Leave it to Faulkner to manipulate
yet another dimension for his reader. Not even time is sacred. His weird
obsession with time is apparent in the Quentin section of The Sound and the
Fury. The ticking of the watch, the continual reference to gears, the statement
that Death has no sister followed by the equally powerful statement that
neither does time therefore equating time with death. He does it all the time!
It’s an endless collage of time imagery, ticking, gears and the constant
awareness that time is short. It makes the reader feel it too, the ticking away
of their own breath and their own sense of time being stripped away. It’s
rather unsettling. After Quentin you think that you’ll never have to feel that
weird manipulation of time ever again, but of course, you would be wrong.
As I Lay
Dying is just as stressful. Time drags in this novel. It’s as though Faulkner
has sucked the reader into this miserable ride along with the Bundrens, to
trudge through all of this ordeal with them.
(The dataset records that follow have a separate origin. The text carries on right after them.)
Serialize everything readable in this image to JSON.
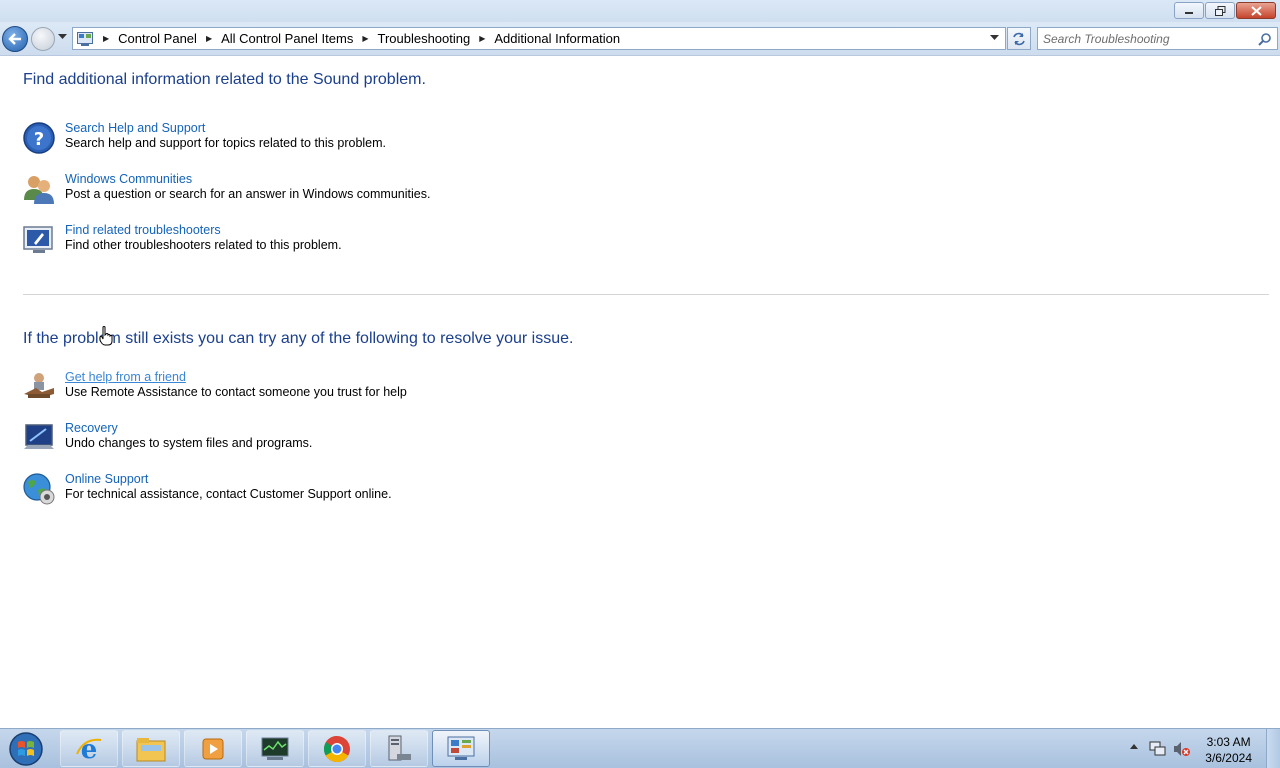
{
  "window": {
    "controls": [
      "minimize-icon",
      "restore-icon",
      "close-icon"
    ]
  },
  "address_bar": {
    "breadcrumbs": [
      "Control Panel",
      "All Control Panel Items",
      "Troubleshooting",
      "Additional Information"
    ]
  },
  "search": {
    "placeholder": "Search Troubleshooting"
  },
  "main": {
    "heading1": "Find additional information related to the Sound problem.",
    "section1": [
      {
        "title": "Search Help and Support",
        "description": "Search help and support for topics related to this problem.",
        "icon": "help-question-icon"
      },
      {
        "title": "Windows Communities",
        "description": "Post a question or search for an answer in Windows communities.",
        "icon": "communities-people-icon"
      },
      {
        "title": "Find related troubleshooters",
        "description": "Find other troubleshooters related to this problem.",
        "icon": "troubleshooter-monitor-icon"
      }
    ],
    "heading2": "If the problem still exists you can try any of the following to resolve your issue.",
    "section2": [
      {
        "title": "Get help from a friend",
        "description": "Use Remote Assistance to contact someone you trust for help",
        "icon": "remote-assistance-icon"
      },
      {
        "title": "Recovery",
        "description": "Undo changes to system files and programs.",
        "icon": "recovery-monitor-icon"
      },
      {
        "title": "Online Support",
        "description": "For technical assistance, contact Customer Support online.",
        "icon": "globe-icon"
      }
    ]
  },
  "taskbar": {
    "apps": [
      "internet-explorer-icon",
      "file-explorer-icon",
      "media-player-icon",
      "task-manager-icon",
      "chrome-icon",
      "server-icon",
      "control-panel-icon"
    ],
    "clock_time": "3:03 AM",
    "clock_date": "3/6/2024"
  },
  "colors": {
    "heading": "#1b3f8c",
    "link": "#1463b8",
    "taskbar": "#b7cde6"
  }
}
Time seems to drag, reading the
novel starts to feel like running through molasses- painfully slow.
Faulkner
seems to have a fascination with the passage of time and individual perspective
on the reality (or lack thereof) of time. It isn’t really measured by the
ticking of a watch in your pocket, because if that were true you wouldn’t feel
like you had aged fifty years trying to get through the Bundren family trip to
bury Ma. Faulkner truly does take the perspective of chronology and bend it,
bringing the reader to question the nature and reality of time itself.